Monday, April 6, 2009

A Sunny Monday

Unless otherwise noted, all materials on this blog are (c) 2009 by Madeleine Vedel




Back in Avignon, piles of laundry and dust greet me. The Plane trees, aka Sycamores, aka Platanes are dropping their fluff, which wafts on the breeze as it descends, coming into my bedroom and stimulating allergy attacks. Ahhh, spring. I adore the flowers, I adore the greenery -- though my yard is beginning to resemble a jungle. At this point I'll need to take a scythe to the grass before I dare attempt mowing it. Just days after weeding, the vegetable patch more closely resembles my yard than a garden. We had a couple of gorgeous days nearly a month ago already, when spending all afternoon outside in the sun in a t-shirt felt possible. It's cooler this week, and moister. I look hopefully at my mini-herb garden, wondering if there'll be some sprouts there at some point. Perhaps not till it gets warmer? The kitchen does stay rather cool, even though there's gorgeous morning light flowing in the window.



It is still cool enough in the morning that Jonas would like me to light a fire in the stove. But, from sheer laziness, or just being less sensitive to the cold, I've not lit one in quite a while. Last week, there were evenings that were happily warmed by a fire. But we're at that tipping point between the seasons. Do we put away all the winter clothes? Start taking out the linen pants and skirts? Stores are showing their wares: flouncy short summer dresses, sheer beige blouses. It's a time of almost... A time of transition. Beauty flowers all around us, and quick upon its heels comes the overwhelming greenery. White petals flutter to the ground. I pass by the orchard one day and it is bare, another and it is in full regalia, another, and it has already shifted to leaf.

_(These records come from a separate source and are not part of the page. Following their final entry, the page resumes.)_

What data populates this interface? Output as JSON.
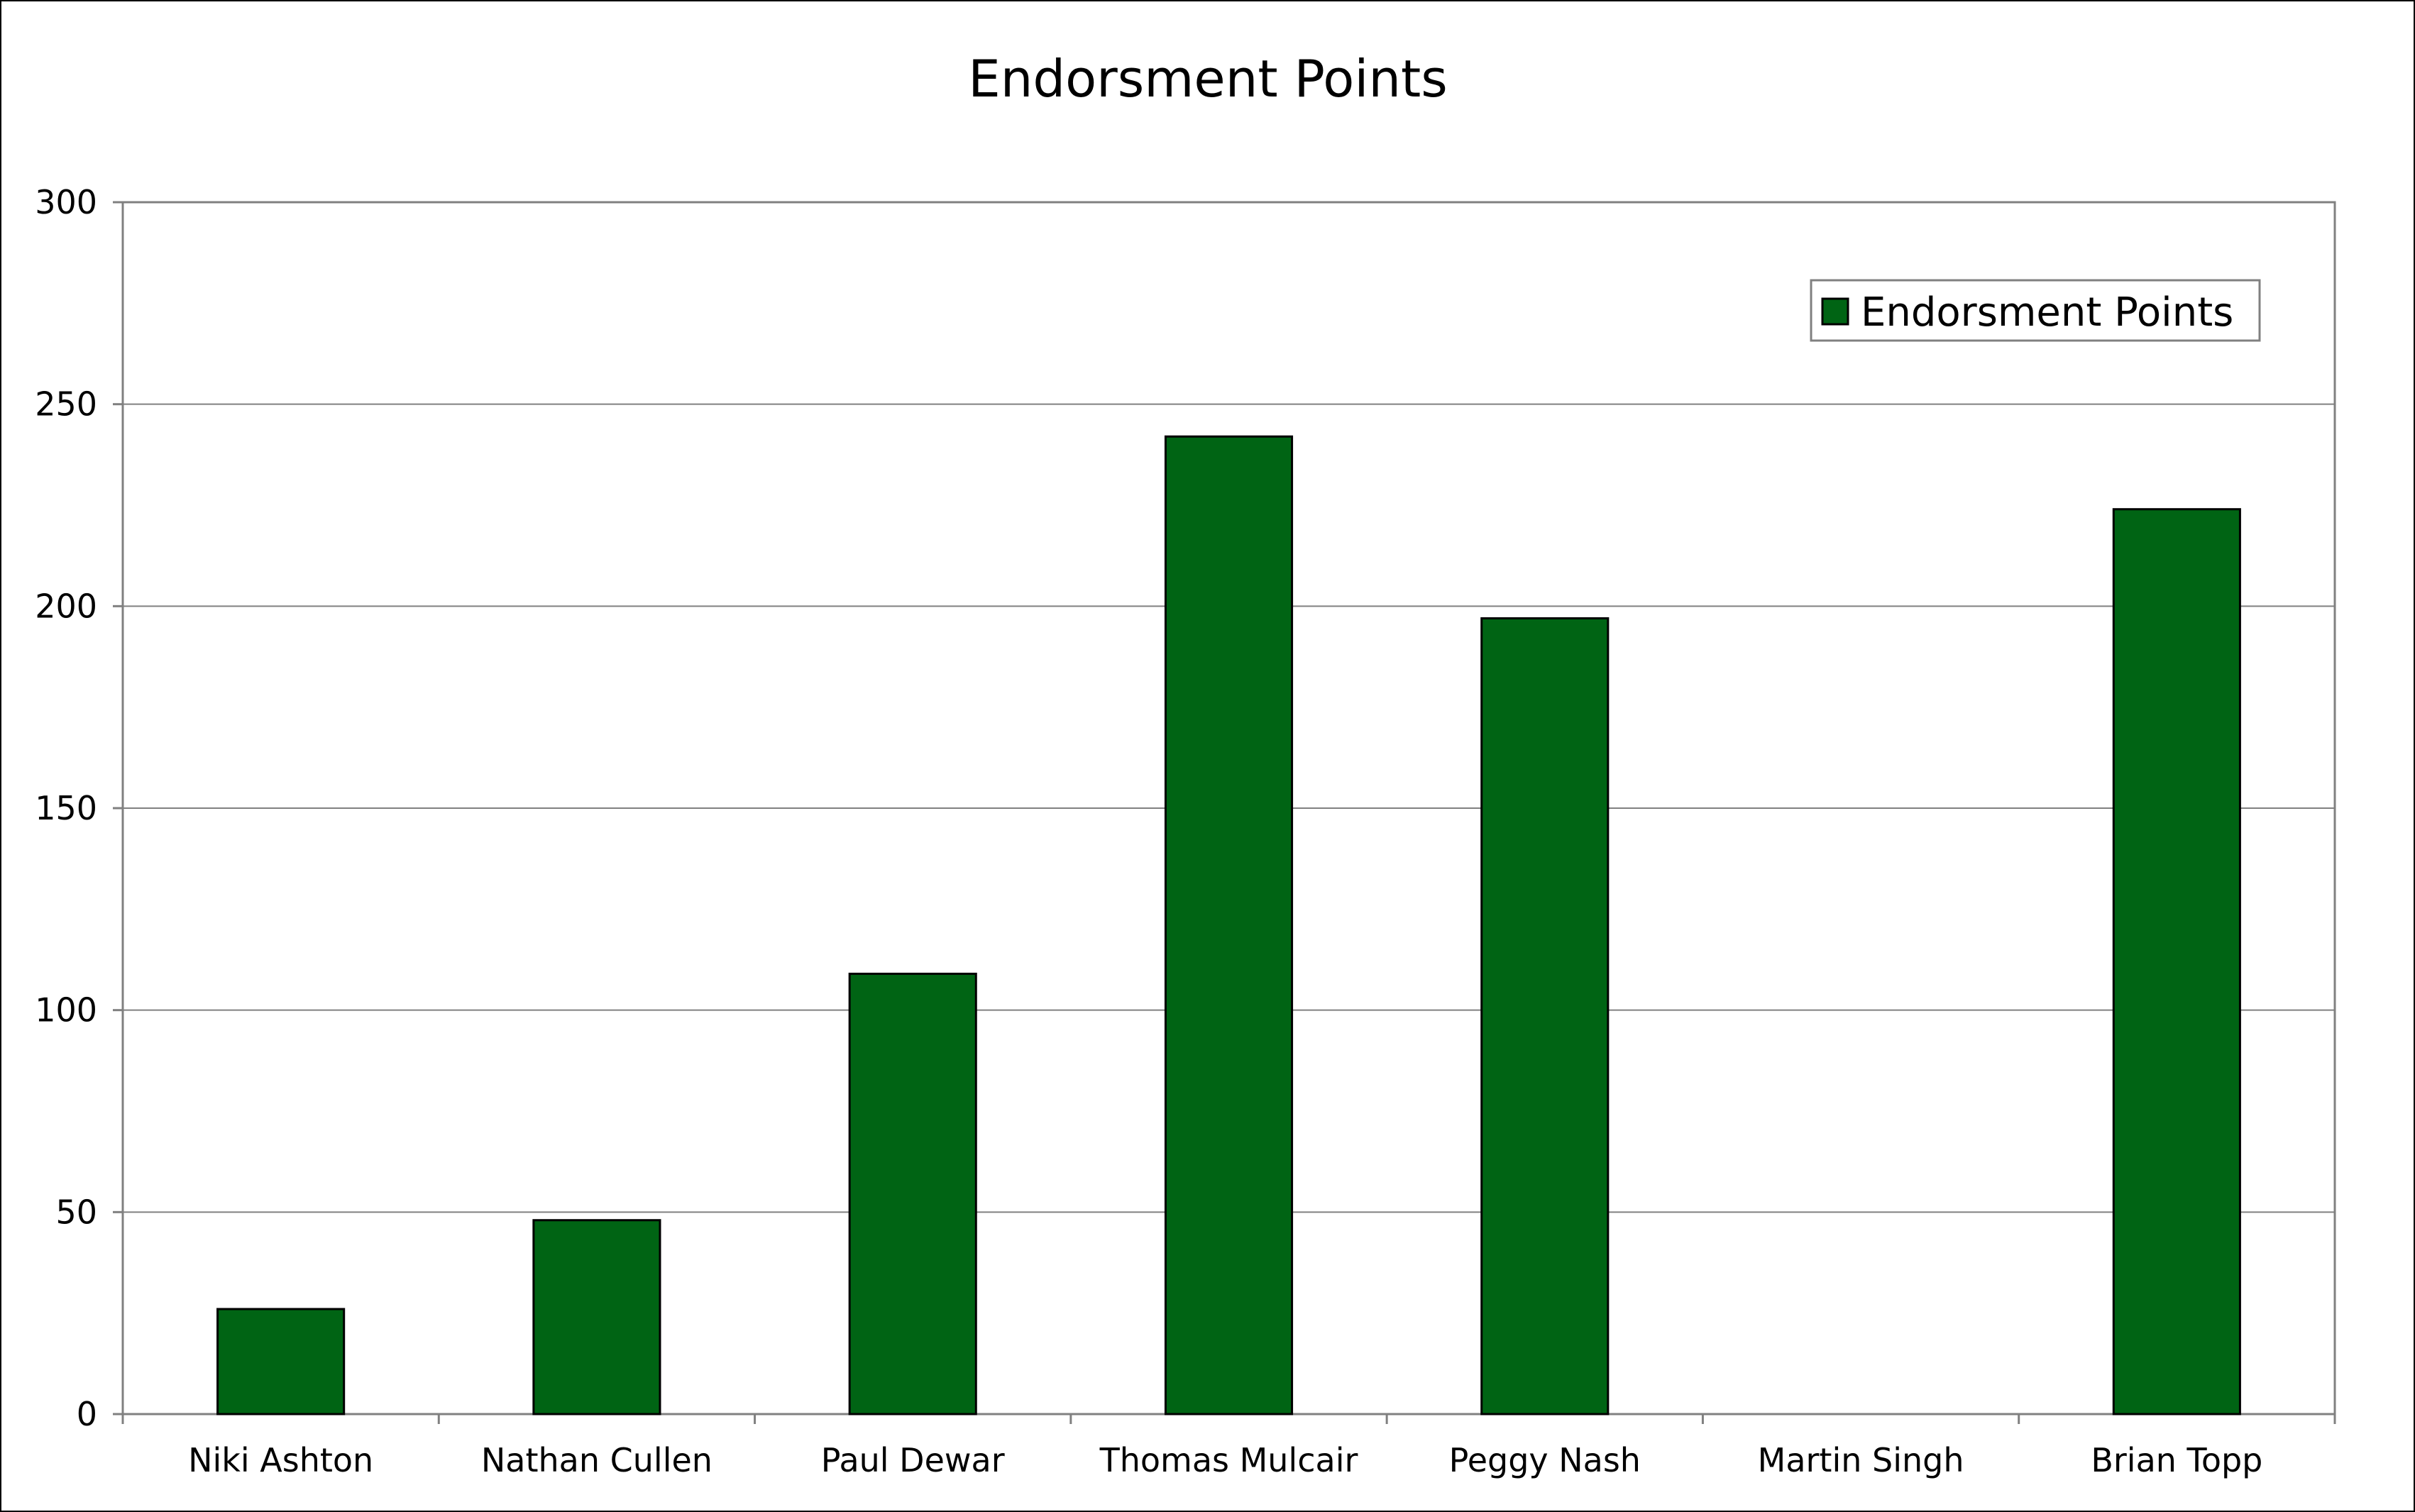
{
  "chart_data": {
    "type": "bar",
    "title": "Endorsment Points",
    "xlabel": "",
    "ylabel": "",
    "categories": [
      "Niki Ashton",
      "Nathan Cullen",
      "Paul Dewar",
      "Thomas Mulcair",
      "Peggy Nash",
      "Martin Singh",
      "Brian Topp"
    ],
    "series": [
      {
        "name": "Endorsment Points",
        "values": [
          26,
          48,
          109,
          242,
          197,
          0,
          224
        ],
        "color": "#006414"
      }
    ],
    "ylim": [
      0,
      300
    ],
    "yticks": [
      "0",
      "50",
      "100",
      "150",
      "200",
      "250",
      "300"
    ],
    "grid": true,
    "legend_position": "top-right"
  }
}
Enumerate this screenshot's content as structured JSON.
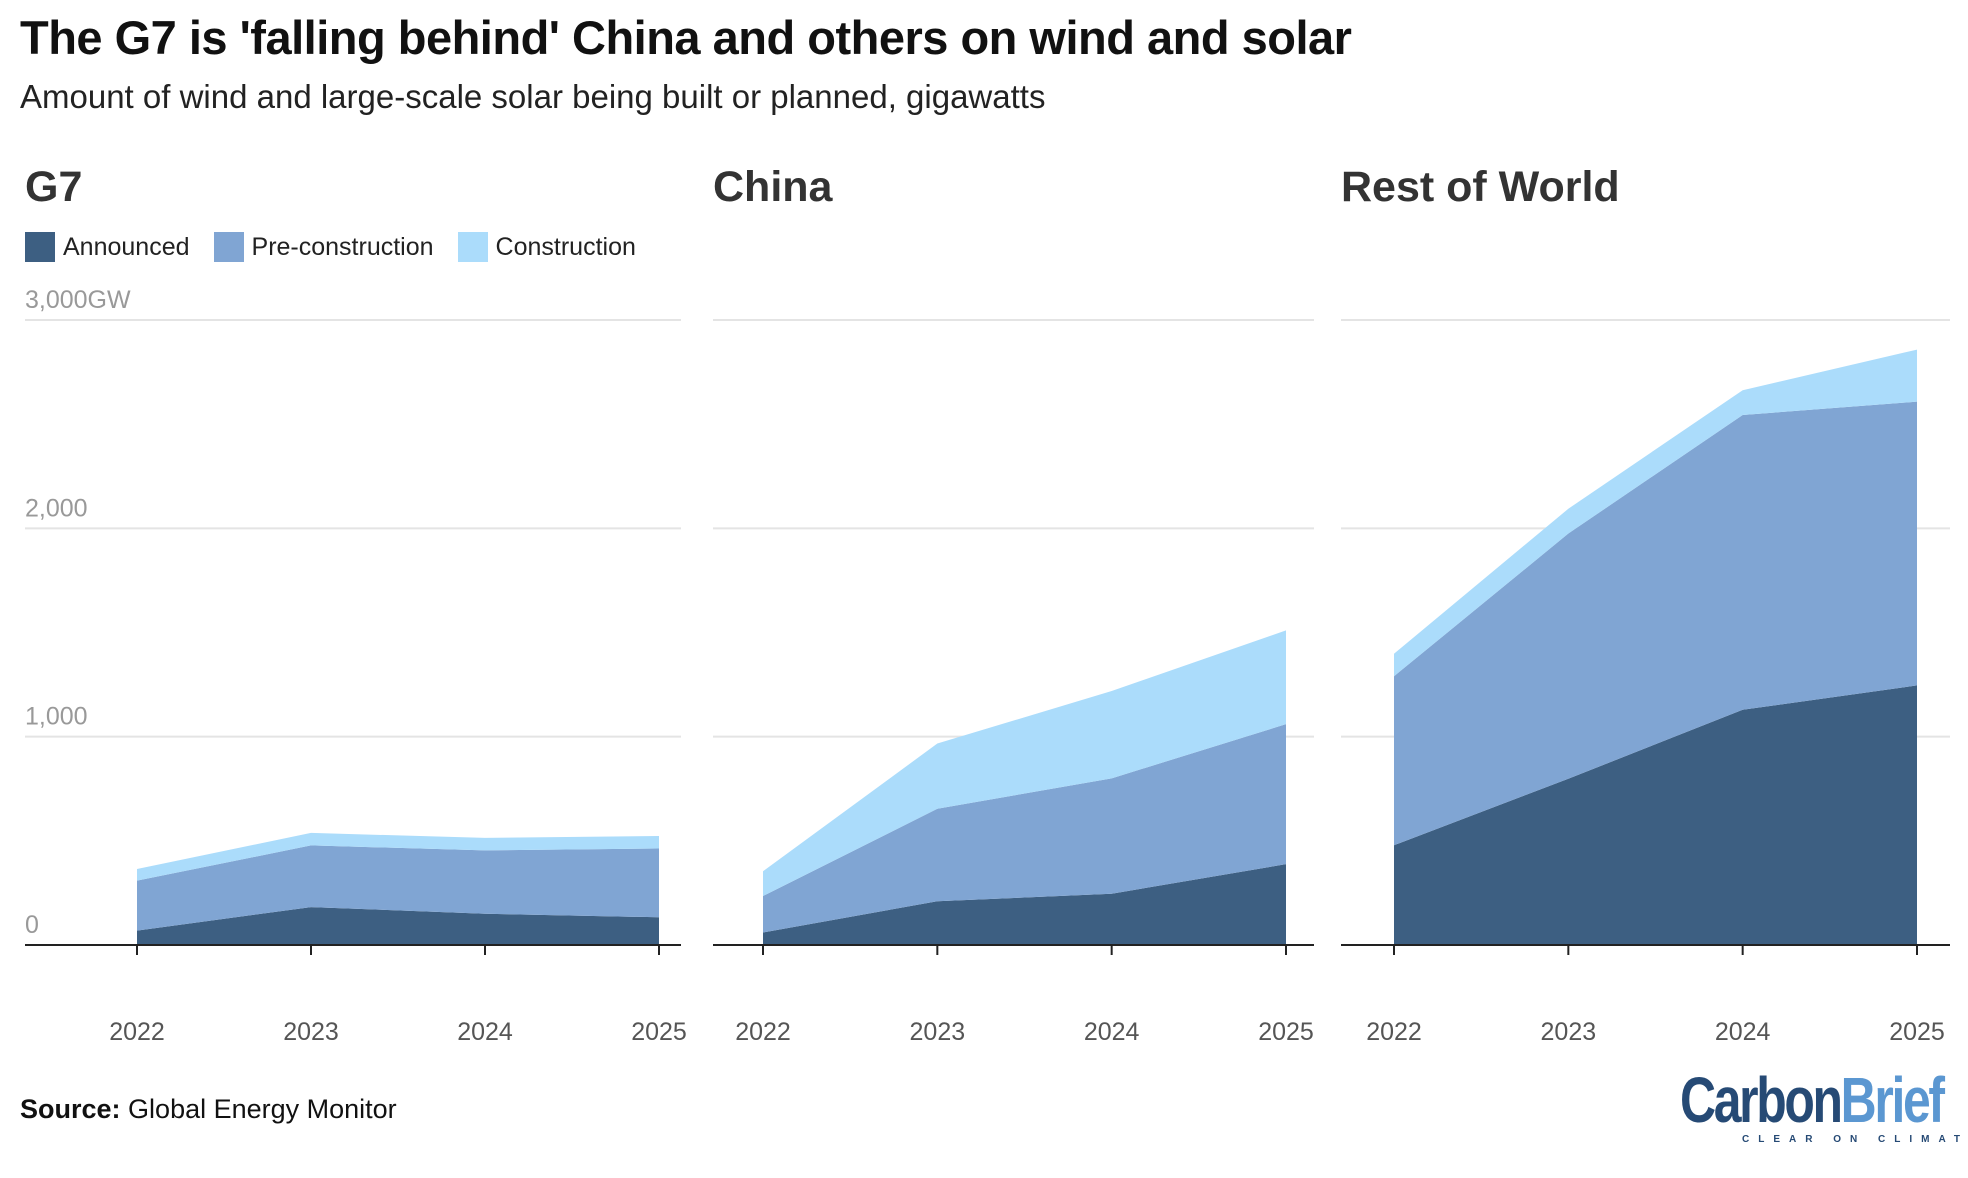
{
  "title": "The G7 is 'falling behind' China and others on wind and solar",
  "subtitle": "Amount of wind and large-scale solar being built or planned, gigawatts",
  "source_label": "Source:",
  "source_text": "Global Energy Monitor",
  "logo": {
    "word1": "Carbon",
    "word2": "Brief",
    "tagline": "CLEAR ON CLIMATE",
    "color1": "#264a75",
    "color2": "#5b97d1"
  },
  "legend": [
    {
      "label": "Announced",
      "color": "#3d5f82"
    },
    {
      "label": "Pre-construction",
      "color": "#80a5d3"
    },
    {
      "label": "Construction",
      "color": "#abdcfb"
    }
  ],
  "chart_data": [
    {
      "type": "area",
      "stacked": true,
      "title": "G7",
      "categories": [
        "2022",
        "2023",
        "2024",
        "2025"
      ],
      "series": [
        {
          "name": "Announced",
          "values": [
            69,
            182,
            150,
            133
          ]
        },
        {
          "name": "Pre-construction",
          "values": [
            240,
            296,
            304,
            330
          ]
        },
        {
          "name": "Construction",
          "values": [
            56,
            60,
            60,
            60
          ]
        }
      ],
      "ylim": [
        0,
        3000
      ],
      "yticks": [
        "0",
        "1,000",
        "2,000",
        "3,000GW"
      ],
      "grid": true,
      "legend": "top-left"
    },
    {
      "type": "area",
      "stacked": true,
      "title": "China",
      "categories": [
        "2022",
        "2023",
        "2024",
        "2025"
      ],
      "series": [
        {
          "name": "Announced",
          "values": [
            60,
            210,
            246,
            388
          ]
        },
        {
          "name": "Pre-construction",
          "values": [
            175,
            444,
            554,
            672
          ]
        },
        {
          "name": "Construction",
          "values": [
            119,
            313,
            419,
            450
          ]
        }
      ],
      "ylim": [
        0,
        3000
      ],
      "grid": true
    },
    {
      "type": "area",
      "stacked": true,
      "title": "Rest of World",
      "categories": [
        "2022",
        "2023",
        "2024",
        "2025"
      ],
      "series": [
        {
          "name": "Announced",
          "values": [
            479,
            798,
            1129,
            1246
          ]
        },
        {
          "name": "Pre-construction",
          "values": [
            811,
            1177,
            1415,
            1362
          ]
        },
        {
          "name": "Construction",
          "values": [
            108,
            119,
            119,
            250
          ]
        }
      ],
      "ylim": [
        0,
        3000
      ],
      "grid": true
    }
  ]
}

The urge to slip on my roller blades and go for a spin with the boys is growing. Small problem though, Leo's feet are now my size and he feels no guilt in stealing away my pink skates. Fashion was never too much of an issue for him. Far more a "comfort" kind of guy. My actor neighbor has already borrowed my bike and taken out his girlfriend. We're all reeling from the flowing sap. Running into the wind and mild air of this spring.

Hanging out the laundry is a task I enjoy. (and a good thing this, with the household I have). Ever since my year in Japan, I've hung out laundry. There, even during the rainy season, the laundry was hung outside, under a roof, but still, hung to dry in the moist, mushi-atsui, air. Everywhere I go in France we hang our laundry to dry. It is simply standard. Be it from the living room window above the neighbors' courtyard in Arles, or in my backyard here in Avignon, or on the other side of the front lawn at the winery. We all hang our laundry out in the fresh air. On rainy days, or when it is simply too cold, I've a wrack in the bathroom. This year I succumbed to the 'need' or at least deep pleasure of owning a dishwasher. It always runs on the shortest, coolest cycles, with organic/non-phosphate detergent. But never again will I own a dryer. I just don't see why one should.



I've acquired laundry-hanging skills as the years have passed. In Arles, with the oodles of sheets from the b&b I used many doors in the house (which had beforehand been cleaned of their dust), folded the sheets carefully, and hung them over these useful surfaces. T-shirts, pants, wash clothes with fringe, all need serious shaking out before you hang them (otherwise, t-shirts can dry with crumpled sleeves, the fringe clumps). I am not much or an ironer -- which puts me in the serious minority in this country-- but such is life. To get away with this, I am careful to hang pillow cases very neatly, ditto my linen pants and cotton shirts. Anything to accomplish in one task what others might do in two if they are careless.

Then there is the issue of 'hanging one's laundry in public:' do I hang underwear, bras, etc., outside, in view of the neighbors? or inside on the bathroom wrack? It depends. But I've no qualms in delegating laundry folding and distribution amongst the kids as my parents did with myself and my siblings. My boys can fold up girls' undies just as easily as the girls can fold up theirs. It's all a part of growing up and adjusting to a varied world.

My au pairs either willingly learning the laundry tricks, i.e. went along with the program, or, they rebelled and never really adapted to the hanging laundry concept. For instance, no matter how impatient you are, you can't bring it in too soon. If you fold your laundry damp, woe on you the smelly mold that will appear, and that will be nearly impossible to wash out. I believe they felt I was trying to introduce them to the 19th Century. And I did often joke that I was aiming to enter the 20th Century, forget the 21st.

Such is still the case. It is almost painful for me to return to using my gas stove and electric oven after managing so much of the winter with my wood stove.

Ah well. Today, I'm lunching in town. So perhaps I'll leave the dust for tomorrow?